31 août 2022 3 31 /08 /août /2022 19:30

Au fil du temps, les anciennes fêtes “païennes” ont été reprises et renommées par les religions populaires. Pour renouer avec le rythme et le pouls de la Terre nourricière et prendre conscience de ses entités, ces fêtes sont célébrées avec des rituels chamaniques et la magie de la nature à la lueur du feu. Visite guidée à la découverte de ces fêtes celtiques

2 février:  Imbolc  
Imbolc est également célébré comme le jour de St. Brigid, le jour entre la renaissance de la lumière et la manifestation de la vie elle-même. Il est temps de célébrer le réveil du soleil et la promesse d’une nouvelle vie. Imbolc est le début du printemps. La première lumière du printemps est saluée et amplifiée avec des torches et des bougies. Imbolc est la déesse de la nouvelle lumière, des sources et de la poésie, ainsi que de la déesse celtique Brigid.

21 mars: Ostara
Le retour de la vie et du premier fête du soleil, dédié par les germaniques à la déesse de la jeune lumière et de la vie, Ostara. Le nom celtique est Alban Eilir. Selon le décompte traditionnel, ce n’est pas le début, mais le milieu du printemps. Nous célébrons la renaissance de la nature après le sommeil meurtrier de l’hiver et le nouveau pouvoir que la nature et les dieux nous donnent maintenant.
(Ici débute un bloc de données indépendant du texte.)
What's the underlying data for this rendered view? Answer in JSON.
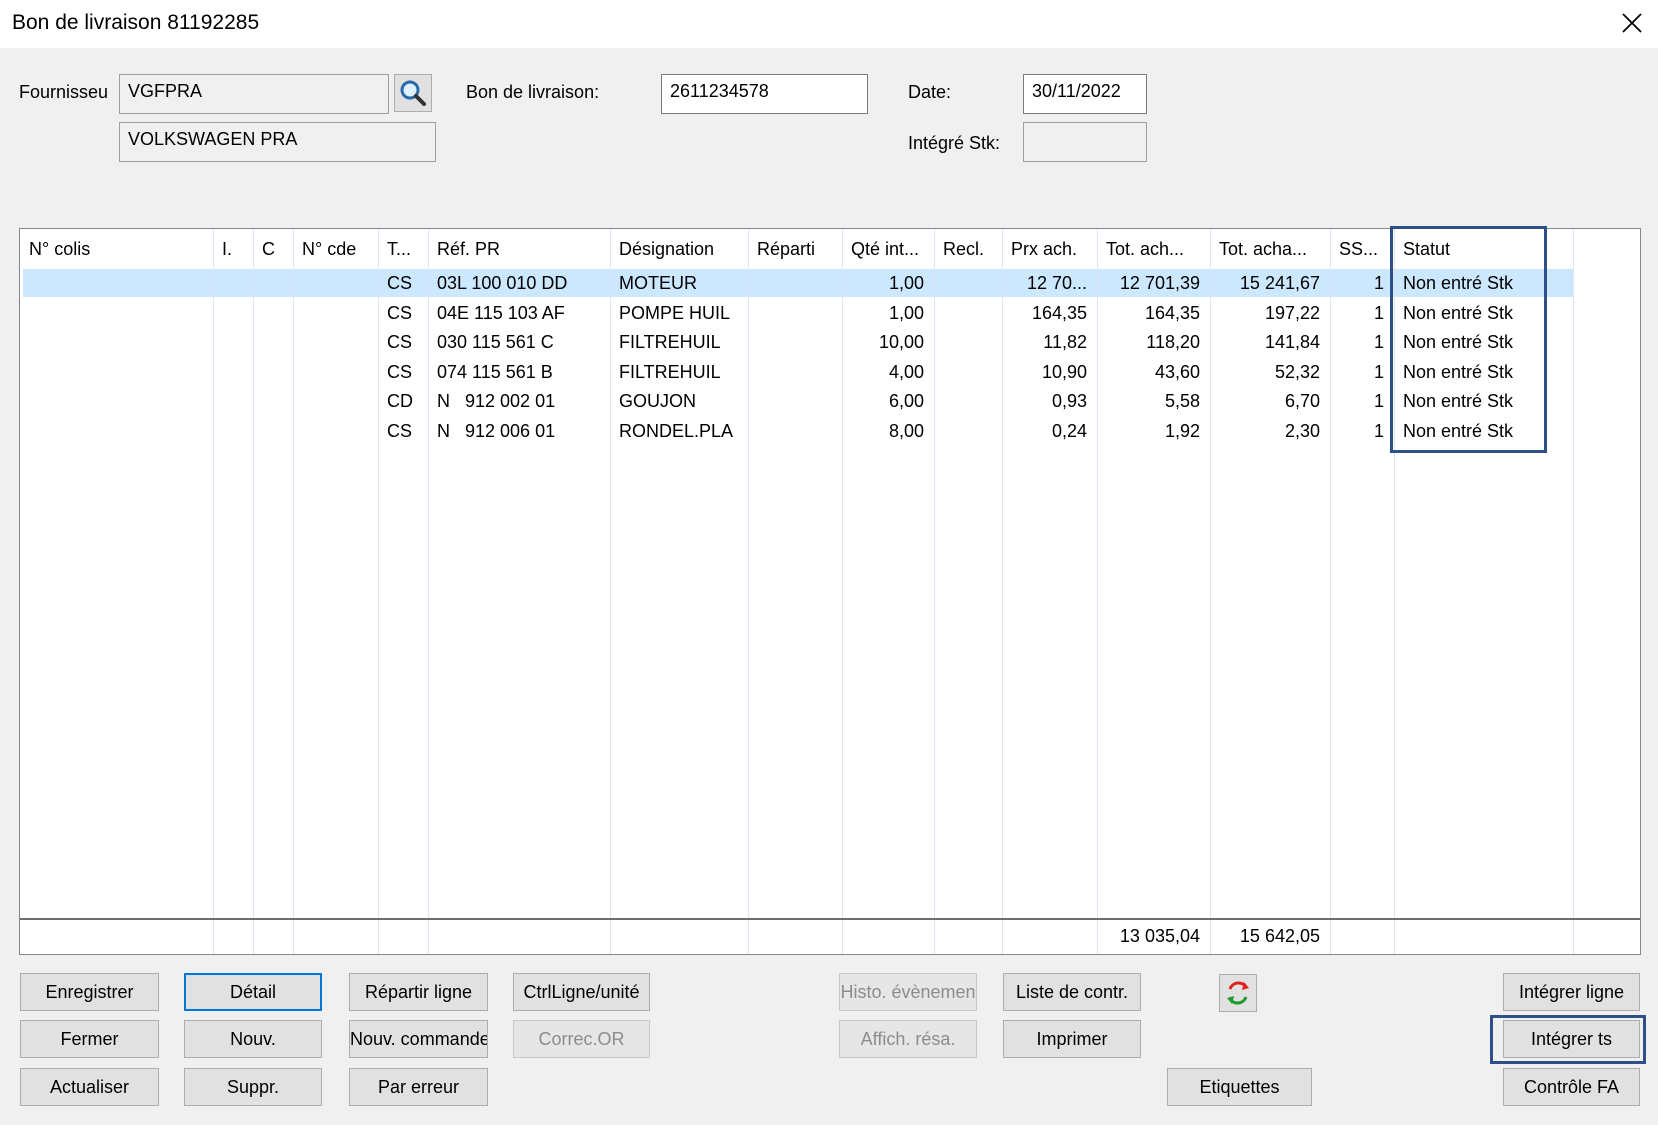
{
  "window": {
    "title": "Bon de livraison 81192285"
  },
  "header": {
    "fournisseur_label": "Fournisseu",
    "fournisseur_code": "VGFPRA",
    "fournisseur_name": "VOLKSWAGEN PRA",
    "bon_label": "Bon de livraison:",
    "bon_value": "2611234578",
    "date_label": "Date:",
    "date_value": "30/11/2022",
    "integre_label": "Intégré Stk:",
    "integre_value": ""
  },
  "table": {
    "columns": [
      "N° colis",
      "I.",
      "C",
      "N° cde",
      "T...",
      "Réf. PR",
      "Désignation",
      "Réparti",
      "Qté int...",
      "Recl.",
      "Prx ach.",
      "Tot. ach...",
      "Tot. acha...",
      "SS...",
      "Statut"
    ],
    "rows": [
      [
        "",
        "",
        "",
        "",
        "CS",
        "03L 100 010 DD",
        "MOTEUR",
        "",
        "1,00",
        "",
        "12 70...",
        "12 701,39",
        "15 241,67",
        "1",
        "Non entré Stk"
      ],
      [
        "",
        "",
        "",
        "",
        "CS",
        "04E 115 103 AF",
        "POMPE HUIL",
        "",
        "1,00",
        "",
        "164,35",
        "164,35",
        "197,22",
        "1",
        "Non entré Stk"
      ],
      [
        "",
        "",
        "",
        "",
        "CS",
        "030 115 561 C",
        "FILTREHUIL",
        "",
        "10,00",
        "",
        "11,82",
        "118,20",
        "141,84",
        "1",
        "Non entré Stk"
      ],
      [
        "",
        "",
        "",
        "",
        "CS",
        "074 115 561 B",
        "FILTREHUIL",
        "",
        "4,00",
        "",
        "10,90",
        "43,60",
        "52,32",
        "1",
        "Non entré Stk"
      ],
      [
        "",
        "",
        "",
        "",
        "CD",
        "N   912 002 01",
        "GOUJON",
        "",
        "6,00",
        "",
        "0,93",
        "5,58",
        "6,70",
        "1",
        "Non entré Stk"
      ],
      [
        "",
        "",
        "",
        "",
        "CS",
        "N   912 006 01",
        "RONDEL.PLA",
        "",
        "8,00",
        "",
        "0,24",
        "1,92",
        "2,30",
        "1",
        "Non entré Stk"
      ]
    ],
    "totals": {
      "tot_ach": "13 035,04",
      "tot_acha": "15 642,05"
    }
  },
  "buttons": {
    "enregistrer": "Enregistrer",
    "detail": "Détail",
    "repartir": "Répartir ligne",
    "ctrlligne": "CtrlLigne/unité",
    "histo": "Histo. évènemen",
    "liste": "Liste de contr.",
    "integrer_ligne": "Intégrer ligne",
    "fermer": "Fermer",
    "nouv": "Nouv.",
    "nouv_commande": "Nouv. commande",
    "correc": "Correc.OR",
    "affich": "Affich. résa.",
    "imprimer": "Imprimer",
    "integrer_ts": "Intégrer ts",
    "actualiser": "Actualiser",
    "suppr": "Suppr.",
    "par_erreur": "Par erreur",
    "etiquettes": "Etiquettes",
    "controle_fa": "Contrôle FA"
  },
  "icons": {
    "search": "search-icon",
    "refresh": "refresh-icon",
    "close": "close-icon"
  },
  "colors": {
    "selection": "#cce8ff",
    "highlight_box": "#2e4f87",
    "focus": "#0078d7"
  }
}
1er mai: Beltane/ Beltaine
Beltane est un festival de printemps et de fertilité qui représente toutes les transitions (terre / eau, terre / air, saisons) de la mythologie irlandaise. Beltaine est la transition du printemps à l’été et signifie «feu ardent».. C’est un festival de purification et de fertilité, temps de force et de maturité. Le principal aspect de ce haut festival celtique est la reconnexion de notre propre pouvoir créateur intérieur à nos étincelles divines intérieures.

21 juin: Litha
Le solstice d’été, qui marque astronomiquement le début de l’été,est traditionnellement le milieu de l’été. Nous célébrons dans la conscience que dans le cycle de l’être, la descente doit inévitablement suivre, le pic du soleil avec un grand feu. Dans la tradition celtique, le milieu de l’été, Alban Hefin, est dédié aux divinités mères, et en langue germanique en conséquence, la mère de Baldur, Frigg, était une voyante très douée et connaissait parfaitement le destin.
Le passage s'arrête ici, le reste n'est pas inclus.